A AgroSmart acompanhou a aceleração da digitalização do agronegócio. Há 5 anos, ainda se começava a analisar o comportamento de adoção de tecnologia pelos produtores e como era preciso adaptar as experiências de usuário e a interface para tornar a tecnologia mais convidativa. Agora, a transformação digital do setor ocorre em uma curva exponencial.

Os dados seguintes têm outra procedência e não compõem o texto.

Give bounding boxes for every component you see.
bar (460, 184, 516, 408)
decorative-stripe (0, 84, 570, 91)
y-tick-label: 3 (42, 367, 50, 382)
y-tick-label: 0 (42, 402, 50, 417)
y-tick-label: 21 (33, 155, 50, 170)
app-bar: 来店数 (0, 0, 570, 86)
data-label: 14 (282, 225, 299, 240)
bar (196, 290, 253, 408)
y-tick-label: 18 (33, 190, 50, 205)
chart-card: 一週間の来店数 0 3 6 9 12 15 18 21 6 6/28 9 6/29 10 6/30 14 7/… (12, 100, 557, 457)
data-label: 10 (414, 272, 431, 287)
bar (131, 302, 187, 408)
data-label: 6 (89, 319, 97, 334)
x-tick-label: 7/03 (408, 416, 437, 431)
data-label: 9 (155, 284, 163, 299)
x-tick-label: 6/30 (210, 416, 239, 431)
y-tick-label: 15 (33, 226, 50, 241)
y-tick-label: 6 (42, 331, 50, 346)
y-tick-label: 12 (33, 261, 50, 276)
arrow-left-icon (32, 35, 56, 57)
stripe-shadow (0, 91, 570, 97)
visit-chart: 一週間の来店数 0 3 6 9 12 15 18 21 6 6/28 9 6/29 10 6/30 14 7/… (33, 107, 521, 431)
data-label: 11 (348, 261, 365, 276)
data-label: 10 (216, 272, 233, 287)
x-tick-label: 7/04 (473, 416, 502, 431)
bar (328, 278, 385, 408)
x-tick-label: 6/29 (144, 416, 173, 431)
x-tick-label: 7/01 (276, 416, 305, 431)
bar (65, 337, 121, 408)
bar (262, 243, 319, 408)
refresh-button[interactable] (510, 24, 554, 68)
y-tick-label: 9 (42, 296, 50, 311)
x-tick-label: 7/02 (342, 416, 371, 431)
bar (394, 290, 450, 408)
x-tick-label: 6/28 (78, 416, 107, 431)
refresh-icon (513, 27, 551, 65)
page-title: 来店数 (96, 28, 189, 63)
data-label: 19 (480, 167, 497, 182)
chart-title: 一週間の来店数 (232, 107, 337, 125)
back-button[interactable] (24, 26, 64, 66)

“O ano de pandemia ajudou a acelerar mais ainda, apesar de já existir uma tendência de digitalização. O produtor sabia que tinha que se digitalizar aos poucos para poder competir no futuro e se adequar às novas regras de produção e consumo. A pandemia deu aquela cutucada de ‘é agora ou nunca’ porque não dá para continuar fazendo as coisas como antes com uma limitação de acesso, dificuldade de acessar insumos e mão de obra e distanciamento social”, analisa a CEO da AgroSmart, Mariana Vasconcelos. “As empresas e os produtores tiveram que se adaptar. Agora, a gente começa a ver os resultados dessa adoção em massa”.

A digitalização ampliou as oportunidades para as agtechs. Antes da pandemia, as empresas tinham que se encontrar presencialmente com os clientes. Agora, os produtores estão mais abertos a realizar os primeiros contatos com os fornecedores por chamada em vídeo. A transformação digital do agro também permitiu que os fazendeiros pudessem se beneficiar da assistência técnica de forma mais rápida e fácil.

“A possibilidade de fazer o primeiro contato com vários produtores por videoconferência aumenta bastante o começo do funil de venda das empresas. Acreditamos que isso também deve ter animado as agtechs a se manterem em operação. Muitas startups precisam de aportes, até mesmo dos sócios. Quando se vê uma perspectiva de melhoria no ciclo de vendas por conta dessa transformação digital no campo, a empresa se mantém”, explica o sócio da Homo Ludens e um dos coordenadores do Radar Agtech, Luiz Ojima Sakuda.